I do have a sneaking suspicion that possibly the book could have done with a bit more editing to tighten up the narrative. I suspect the publishing company were so pleased to get their hands on the thing at last that perhaps the critical evaluation was not what it may have been for earlier books in the series.
There is definitely a 'too many surprises' aspect coming into play now - assuming that he does still want us to be surprised, I suppose.
So many people have now come back from the dead that I'm not entirely expecting Jon Snow to stay dead for long, if he dies at all. But he was never my favorite character, so if he is actually dead, then I can cope with that. (I was hoping Ned Stark might be one of the resurrected, but alas no! I'm not entirely ruling out a surprise Ned-return in the next book though, assuming that is ever finished, of course)
One thing that was very noticeable reading it on Kindle was that the production of that edition was quite poor. There were lots and lots of missing line breaks in dialogue - or extra line breaks in the middle of a sentence.

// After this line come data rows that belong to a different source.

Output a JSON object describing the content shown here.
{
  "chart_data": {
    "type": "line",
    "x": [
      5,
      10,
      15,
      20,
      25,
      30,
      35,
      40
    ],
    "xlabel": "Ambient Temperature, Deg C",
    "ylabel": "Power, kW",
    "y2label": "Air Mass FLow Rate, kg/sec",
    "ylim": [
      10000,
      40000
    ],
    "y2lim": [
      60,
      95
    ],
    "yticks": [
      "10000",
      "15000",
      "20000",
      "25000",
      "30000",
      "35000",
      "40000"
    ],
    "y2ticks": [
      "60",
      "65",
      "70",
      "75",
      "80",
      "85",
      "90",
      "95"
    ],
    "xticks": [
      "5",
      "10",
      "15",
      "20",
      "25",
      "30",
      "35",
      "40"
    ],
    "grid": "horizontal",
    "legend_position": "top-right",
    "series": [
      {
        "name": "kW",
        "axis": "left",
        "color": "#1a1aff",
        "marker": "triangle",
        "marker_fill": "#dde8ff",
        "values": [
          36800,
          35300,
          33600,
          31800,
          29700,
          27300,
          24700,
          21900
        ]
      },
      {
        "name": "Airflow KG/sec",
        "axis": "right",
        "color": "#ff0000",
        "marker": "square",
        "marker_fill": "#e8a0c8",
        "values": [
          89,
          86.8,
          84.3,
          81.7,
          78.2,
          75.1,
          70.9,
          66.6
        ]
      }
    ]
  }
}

I found this really throws me out of the book, when I have to try to work out who is speaking because it's all on one line, or alternatively read a sentence that sounds broken and odd becausethere is a line break in the middle of a sentence and so a couple of words are mysteriously dangling underneath the
rest of it.
And what's with all the randomly-hyphenated words? Many of them were words that I would not break with a hyphen even if they fell across a line ending (eg prin-cess) - as on the Kindle these mostly came in the middle of lines, the overall effect was odd and unpleasing. And the maps were pretty much unreadable.
On the whole though, very entertaining and not as depressing as Feast for Crows. Despite the inadequacies of the Kindle edition, it was an awful lot easier to carry in that format. Which was nice.